The half-mile section connects the Port Liberte residential community to Liberty National Golf Course and Liberty State Park.
The Hudson River Waterfront Walkway is a state-mandated project created in 1984 to connect municipalities via a path running 18.5 miles along the river from Bayonne to Fort Lee. About 11 miles of the walkway have been completed, and another segment, a pedestrian bridge connecting Jersey City to Hoboken, is scheduled to open this summer. Developers who build on the river are required to add to the walkway.
The portion that opened on Monday starts in the southwest corner of Liberty State Park near the public boat launch parking lot. It continues past the Liberty National Club House and Golf Course, proceeds over a planked path through a new nature sanctuary, and then merges onto a path ending in a cul-de-sac in Port Liberte. It is opened 24 hours a day, seven days a week.

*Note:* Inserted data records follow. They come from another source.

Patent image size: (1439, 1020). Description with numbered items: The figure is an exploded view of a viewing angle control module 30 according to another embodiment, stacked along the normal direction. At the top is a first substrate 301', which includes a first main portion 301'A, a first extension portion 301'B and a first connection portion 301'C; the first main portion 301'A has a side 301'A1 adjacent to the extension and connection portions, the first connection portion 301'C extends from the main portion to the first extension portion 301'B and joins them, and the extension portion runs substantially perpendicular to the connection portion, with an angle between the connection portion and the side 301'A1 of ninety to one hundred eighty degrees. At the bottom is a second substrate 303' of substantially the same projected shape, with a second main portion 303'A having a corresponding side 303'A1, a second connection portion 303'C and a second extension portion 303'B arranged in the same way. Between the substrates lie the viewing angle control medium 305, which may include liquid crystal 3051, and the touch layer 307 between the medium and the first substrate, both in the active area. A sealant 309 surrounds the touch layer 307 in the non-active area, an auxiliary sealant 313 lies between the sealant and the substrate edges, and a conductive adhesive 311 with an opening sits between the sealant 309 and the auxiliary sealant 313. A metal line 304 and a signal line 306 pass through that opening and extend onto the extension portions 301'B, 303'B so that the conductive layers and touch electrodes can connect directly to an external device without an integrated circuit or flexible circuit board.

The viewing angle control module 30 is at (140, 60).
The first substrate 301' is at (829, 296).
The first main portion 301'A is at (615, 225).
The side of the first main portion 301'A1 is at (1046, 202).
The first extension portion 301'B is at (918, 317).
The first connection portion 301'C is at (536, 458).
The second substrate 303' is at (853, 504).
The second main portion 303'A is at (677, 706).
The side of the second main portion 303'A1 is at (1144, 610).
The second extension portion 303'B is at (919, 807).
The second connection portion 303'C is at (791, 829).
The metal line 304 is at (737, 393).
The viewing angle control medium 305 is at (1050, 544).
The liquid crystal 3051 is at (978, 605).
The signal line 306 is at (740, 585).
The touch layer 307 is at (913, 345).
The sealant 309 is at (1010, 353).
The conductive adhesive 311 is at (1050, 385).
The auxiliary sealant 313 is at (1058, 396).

The section was funded and built by Liberty National Golf Course, and one of its founders, Dan Fireman, was on hand for the ceremony.
“We’re excited that we can be a part of this walkway, and help extend the vision of the state and Jersey City, and making it available for the community so that others can enjoy it,” Fireman said.
Healy hopes to see completion soon
Mayor Jerramiah Healy also lauded the opening of the new walkway section and the walkway as a whole, which he hopes will be finished during the four years of his next term that begins July 1.
“When it’s completed, you can walk, bike, or in my case, cab it from the southern tip of Bayonne to the George Washington Bridge,” Healy said.
Sam Pesin, president of The Friends of Liberty State Park, spoke of how the walkway is a reminder of the work carried out by his late father, Morris, and other activists who created the park. He also acknowledged the work of the Hudson River Waterfront Conservancy, which led the movement for the Hudson River Waterfront Walkway starting in the late 1970s.
“This unique half-mile segment in the planned 18.5 mile waterfront walkway goes through restored marshland and will uplift the spirits of people of all ages,” Pesin said.
However, the walkway would be nothing without people walking, running, or biking on it.
Jersey City residents Ken and Denise Wadleigh came to walk the section after reading about it in the newspapers.
“I love what they did here and now it gives us a place to walk and look at nature,” Ken Wadleigh said.